Growing Young – Kara Powell
Growing Young names what so many churches get wrong about reaching the next generation, and then shows a path forward that’s both hopeful and doable. It’s not about being cool. It’s not about hype. It’s about warmth, authenticity, and proximity.
What stuck with me most is how deeply young people crave belonging before believing. That changes how we disciple. That changes how we lead. That changes how we design ministry. This book gave me confidence to lean into relationship over performance—and to help other adults in the church do the same.
Growing With – Kara Powell
This follow-up book doesn’t just shift the lens—it deepens it. Where Growing Young looks at the church’s relationship to young people, Growing With brings it home. It’s about parenting in a way that evolves as your kids grow. The phrase that stuck with me is “withing.” Not parenting at your kid, and not just giving them space to figure it out, but walking with them. Through mess. Through doubt. Through transition.

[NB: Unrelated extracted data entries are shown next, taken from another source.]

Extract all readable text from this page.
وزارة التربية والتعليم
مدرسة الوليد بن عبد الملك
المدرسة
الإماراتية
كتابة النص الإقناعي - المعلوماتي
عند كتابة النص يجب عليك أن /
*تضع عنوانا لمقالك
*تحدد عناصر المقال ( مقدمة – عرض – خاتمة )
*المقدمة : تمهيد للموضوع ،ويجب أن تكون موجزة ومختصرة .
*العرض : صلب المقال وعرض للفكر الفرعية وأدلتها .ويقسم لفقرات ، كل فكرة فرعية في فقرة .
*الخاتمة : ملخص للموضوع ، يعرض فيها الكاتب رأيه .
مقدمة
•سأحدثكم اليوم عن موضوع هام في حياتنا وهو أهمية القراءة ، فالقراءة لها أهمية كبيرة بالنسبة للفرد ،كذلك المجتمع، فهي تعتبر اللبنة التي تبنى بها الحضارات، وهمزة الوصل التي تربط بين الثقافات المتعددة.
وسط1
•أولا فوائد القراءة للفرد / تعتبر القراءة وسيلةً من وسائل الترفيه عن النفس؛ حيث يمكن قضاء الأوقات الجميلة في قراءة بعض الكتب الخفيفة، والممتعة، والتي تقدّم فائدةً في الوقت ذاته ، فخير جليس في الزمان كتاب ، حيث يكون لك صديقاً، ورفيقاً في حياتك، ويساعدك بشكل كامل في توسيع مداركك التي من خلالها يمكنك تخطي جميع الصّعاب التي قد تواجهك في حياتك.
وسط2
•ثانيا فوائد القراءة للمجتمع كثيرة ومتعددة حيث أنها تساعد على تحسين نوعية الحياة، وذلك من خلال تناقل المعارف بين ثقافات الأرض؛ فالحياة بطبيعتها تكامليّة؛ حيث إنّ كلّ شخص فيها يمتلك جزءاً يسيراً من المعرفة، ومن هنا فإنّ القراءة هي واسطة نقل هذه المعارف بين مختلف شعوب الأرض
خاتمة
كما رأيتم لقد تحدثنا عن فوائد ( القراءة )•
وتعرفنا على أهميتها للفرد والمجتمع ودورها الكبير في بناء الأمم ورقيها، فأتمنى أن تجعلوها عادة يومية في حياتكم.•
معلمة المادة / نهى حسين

It helped me realize that my job as a dad isn’t to manufacture outcomes—it’s to stay connected through whatever phase they’re in. And that the way I parent my 8-year-old son now is already laying the groundwork for the kind of conversations we’ll have when he’s 18. This book helped shift my posture from control to curiosity. And honestly, it’s made me a more emotionally present parent—even when I don’t get it right.
The Men We Need – Brant Hansen
This book caught me off guard in the best way. It’s a breath of fresh air in the conversation around masculinity—funny, honest, and actually grounded in the kind of humility and strength that I want to see more of in myself and the young men I work with.
Brant doesn’t write like someone trying to prove a point. He writes like someone who’s been humbled by grace and wants to help others live freer lives. His concept of being “keepers of the garden” gave me a new vision for what it means to be a protector—not in some aggressive way, but in the everyday faithfulness of showing up, being kind, noticing needs, and being emotionally safe for others.
Intentional Parenting – Doug & Cathy Fields
This one is gold for parents who feel like they’re constantly behind, but still want to do it well. It’s practical without being cheesy, and it focuses on what really shapes a kid’s heart—grace, consistency, boundaries, presence.
The twelve traits they outline are not a checklist to perfect parenting, but a framework for being more intentional, even in the middle of chaos. What I love most is that the book doesn’t pretend parenting is easy. It just insists that it’s worth showing up for. And for someone like me—who loves his kids deeply, but also knows that I get tired, distracted, or overwhelmed—this book gave me some clarity about where to focus my energy. It reminded me that small shifts, made consistently over time, make a big difference.